I chose to expand my tagger and try to improve its performance. My Ladino transducer can be found here, my Ladino corpus can be found here, my Ladino-English translator can be found here, and my Ladino-English parallel corpus can be found here.


By adding more stems and grammar, I was able to increase coverage over my corpus, the Ladino wikipedia, to ~0.54691384997907486276. This is not a high as I would have liked, but seeing as there are a lot of unique proper nouns, and Ladino doesn't have a standardized orthography, it's likely I wouldn't have been able to get it much higher without hand-adding hundreds of new stems.
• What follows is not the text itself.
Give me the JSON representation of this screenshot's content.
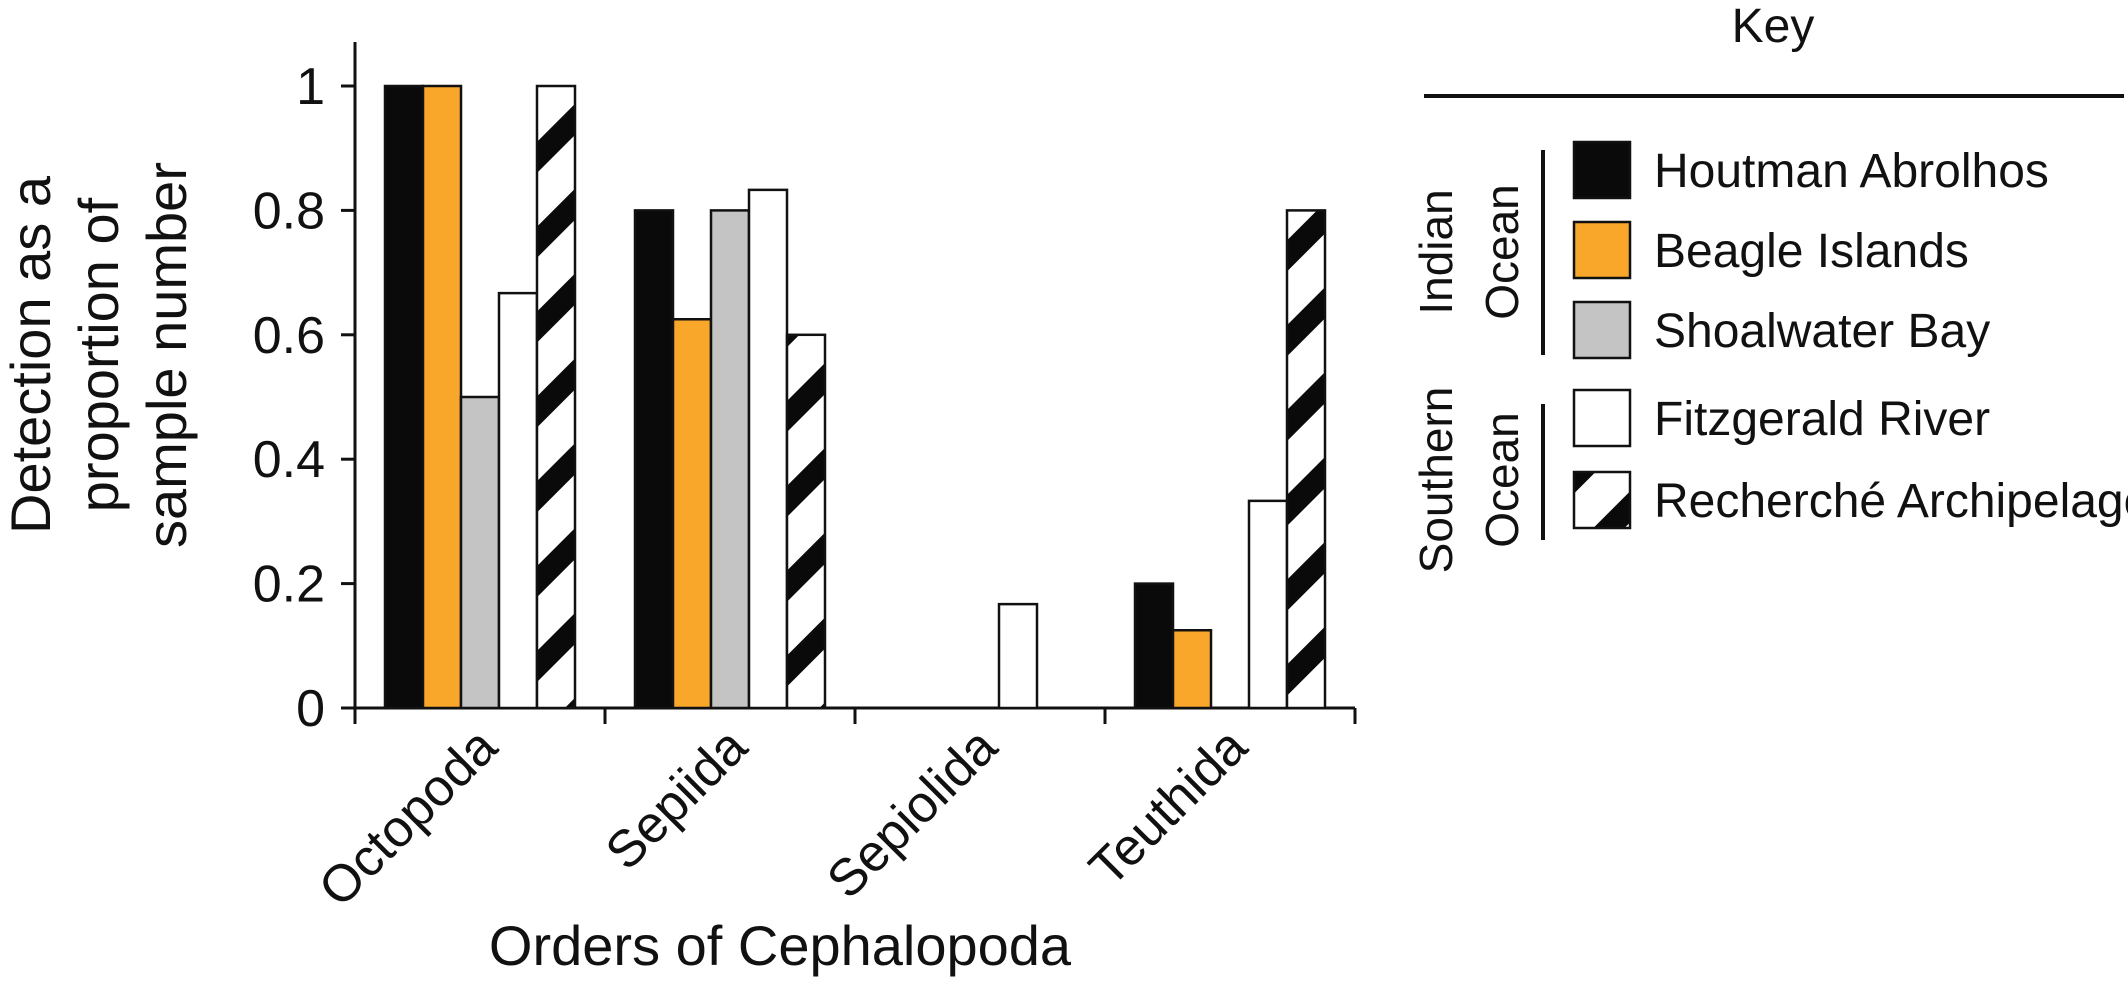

I added some more disambiguation rules and fixed some of the earlier ones.

Precision and Recall

With my randomly selected words, I got:

Precision: 100.00000%

Recall: 0.47733%

While disappointing, these numbers make sense. There were a lot of unique proper nouns in the random words, most of which would have no reason to be in the analyzer. Many of the other words were nouns and verbs that were uncommon as well.

To Do

There are still a lot of stems that should be added to the analyzer, and more stems to disambiguate in the rlx file. With more time, these can be expanded. However, due to the irregularity of the Ladino orthography, there will likely still be many stems that aren't caught by the analyzer. A robust spellrelax may help to combat this, so that would need to be significantly developed as well.